I don't know of a way to detect code that is completely unused, that may be beyond the abilities of all the tools out there. But in terms of the tools out there, hit http://phpqatools.org/ for a good rundown of them.

  • So far, one of my favorites in phploc which tears apart your code from an Object Oriented perspective and gives you details on how many classes vs how many functions vs how many tests vs average loc per function vs Cyclomatic Complexity.

  • My next favorite is phpcpd which is the "PHP Copy-Paste Detector". It tokenizes your entire codebase, looks for common signatures, and gives you a list of files with line numbers.

  • There are lots of other tools on that page, choose the ones that are useful to you.

We're actively using these tools in web2project and in the two years since we forked from dotProject, we've dropped about 35% of the codebase from refactoring, eliminating duplication (originally 12%, now about 2.5%), and generally structuring things better. And that's counting our 15k+ lines of Unit Tests. :)

CaseySoftware
+2  A: 

I would recommend running through the system with xdebug profiler (http://xdebug.org/docs/profiler).
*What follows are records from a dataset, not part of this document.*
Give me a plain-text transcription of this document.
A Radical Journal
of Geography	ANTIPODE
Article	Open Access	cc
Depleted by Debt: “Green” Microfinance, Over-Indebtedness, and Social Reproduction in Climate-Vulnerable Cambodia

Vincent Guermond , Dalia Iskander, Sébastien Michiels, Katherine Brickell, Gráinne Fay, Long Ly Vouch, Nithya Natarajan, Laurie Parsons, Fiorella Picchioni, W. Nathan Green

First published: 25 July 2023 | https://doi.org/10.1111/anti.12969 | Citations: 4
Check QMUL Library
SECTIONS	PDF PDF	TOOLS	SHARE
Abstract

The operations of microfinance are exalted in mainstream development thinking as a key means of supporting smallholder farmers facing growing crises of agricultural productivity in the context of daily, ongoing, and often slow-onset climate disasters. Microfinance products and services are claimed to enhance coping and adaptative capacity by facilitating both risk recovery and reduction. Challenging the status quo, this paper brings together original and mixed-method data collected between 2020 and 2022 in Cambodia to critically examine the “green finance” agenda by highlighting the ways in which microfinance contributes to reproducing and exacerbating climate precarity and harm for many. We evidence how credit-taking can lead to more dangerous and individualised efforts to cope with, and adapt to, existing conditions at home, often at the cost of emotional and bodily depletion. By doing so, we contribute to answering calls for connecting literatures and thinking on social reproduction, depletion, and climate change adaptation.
Run through the system the view the logs with http://code.google.com/p/webgrind/ and physically see what's being called.

Shane
+1  A: 

Regarding profiling tools, if you decide to go that way you may take a look at xhprof http://developers.facebook.com/xhprof/
It has smaller size of the output files and web interface that you could embed into your app for continuous tracking. It is able to generate visual representation of call tree. I recommend it over xdebug for that purpose.

ivanjovanovic
A: 

I believe that someone has implemented a flavor of Structure101g that uses xdebug data - s101 will then detect any unused clusters, i.e. files that use each other but are disconnected from the main codebase.

Chris Chedgey
+1  A: 

See the SD PHP Test Coverage Tool. You exercise your code any way you like, including (or not) running test suites any way you like. At the end of execution, you can see a display of what code was executed (there are screenshots at the website). Code that is not executed may be dead, and requires some more analysis on your part, but if you exercise the system well, unexecuted code is either error handlers or really dead stuff. The PHP Test Coverage tool does not require any changes to your PHP server.
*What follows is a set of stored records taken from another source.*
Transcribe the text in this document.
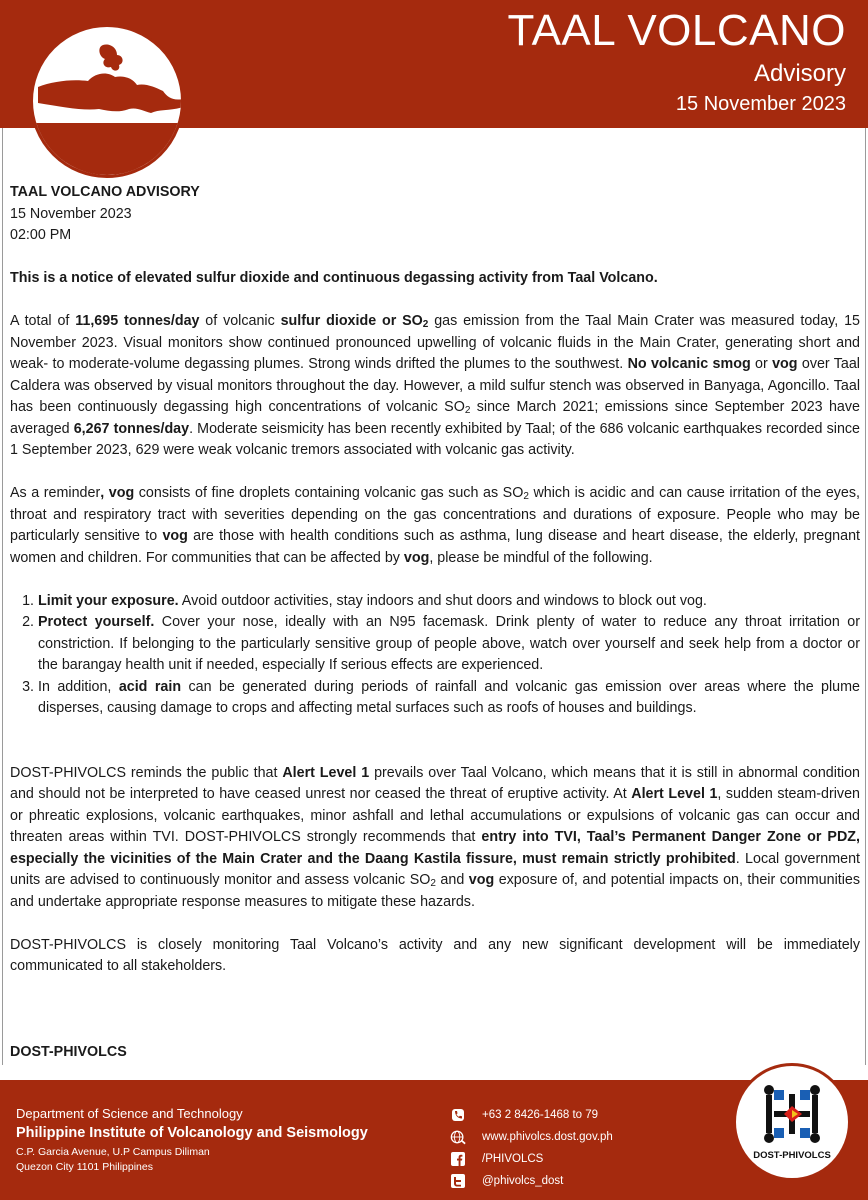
TAAL VOLCANO
Advisory
15 November 2023

TAAL VOLCANO ADVISORY

15 November 2023

02:00 PM

This is a notice of elevated sulfur dioxide and continuous degassing activity from Taal Volcano.

A total of 11,695 tonnes/day of volcanic sulfur dioxide or $SO_2$ gas emission from the Taal Main Crater was measured today, 15 November 2023. Visual monitors show continued pronounced upwelling of volcanic fluids in the Main Crater, generating short and weak- to moderate-volume degassing plumes. Strong winds drifted the plumes to the southwest. No volcanic smog or vog over Taal Caldera was observed by visual monitors throughout the day. However, a mild sulfur stench was observed in Banyaga, Agoncillo. Taal has been continuously degassing high concentrations of volcanic $SO_2$ since March 2021; emissions since September 2023 have averaged 6,267 tonnes/day. Moderate seismicity has been recently exhibited by Taal; of the 686 volcanic earthquakes recorded since 1 September 2023, 629 were weak volcanic tremors associated with volcanic gas activity.

As a reminder, vog consists of fine droplets containing volcanic gas such as $SO_2$ which is acidic and can cause irritation of the eyes, throat and respiratory tract with severities depending on the gas concentrations and durations of exposure. People who may be particularly sensitive to vog are those with health conditions such as asthma, lung disease and heart disease, the elderly, pregnant women and children. For communities that can be affected by vog, please be mindful of the following.

1. Limit your exposure. Avoid outdoor activities, stay indoors and shut doors and windows to block out vog.
2. Protect yourself. Cover your nose, ideally with an N95 facemask. Drink plenty of water to reduce any throat irritation or constriction. If belonging to the particularly sensitive group of people above, watch over yourself and seek help from a doctor or the barangay health unit if needed, especially If serious effects are experienced.
3. In addition, acid rain can be generated during periods of rainfall and volcanic gas emission over areas where the plume disperses, causing damage to crops and affecting metal surfaces such as roofs of houses and buildings.

DOST-PHIVOLCS reminds the public that Alert Level 1 prevails over Taal Volcano, which means that it is still in abnormal condition and should not be interpreted to have ceased unrest nor ceased the threat of eruptive activity. At Alert Level 1, sudden steam-driven or phreatic explosions, volcanic earthquakes, minor ashfall and lethal accumulations or expulsions of volcanic gas can occur and threaten areas within TVI. DOST-PHIVOLCS strongly recommends that entry into TVI, Taal’s Permanent Danger Zone or PDZ, especially the vicinities of the Main Crater and the Daang Kastila fissure, must remain strictly prohibited. Local government units are advised to continuously monitor and assess volcanic $SO_2$ and vog exposure of, and potential impacts on, their communities and undertake appropriate response measures to mitigate these hazards.

DOST-PHIVOLCS is closely monitoring Taal Volcano’s activity and any new significant development will be immediately communicated to all stakeholders.

DOST-PHIVOLCS

Department of Science and Technology
Philippine Institute of Volcanology and Seismology
C.P. Garcia Avenue, U.P Campus Diliman
Quezon City 1101 Philippines
+63 2 8426-1468 to 79
www.phivolcs.dost.gov.ph
/PHIVOLCS
@phivolcs_dost
DOST-PHIVOLCS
The SD CloneDR tool finds duplicate code across very large source code bases. It is language sensitive (covering C, C++, Java, C#, Ada, Fortran as well as PHP4 and PHP5) so it isn't fooled by changes in formatting, whitespace or the presence or absence of comments. It will detect exact copy clones, and near miss clones. The website shows example clone reports for several languages.

Ira Baxter
+1  A: 

It's a little late now, but PHPDCD claims to do this statically, which should give you a much more informative result than having to profile actual code execution with xprof / xdebug.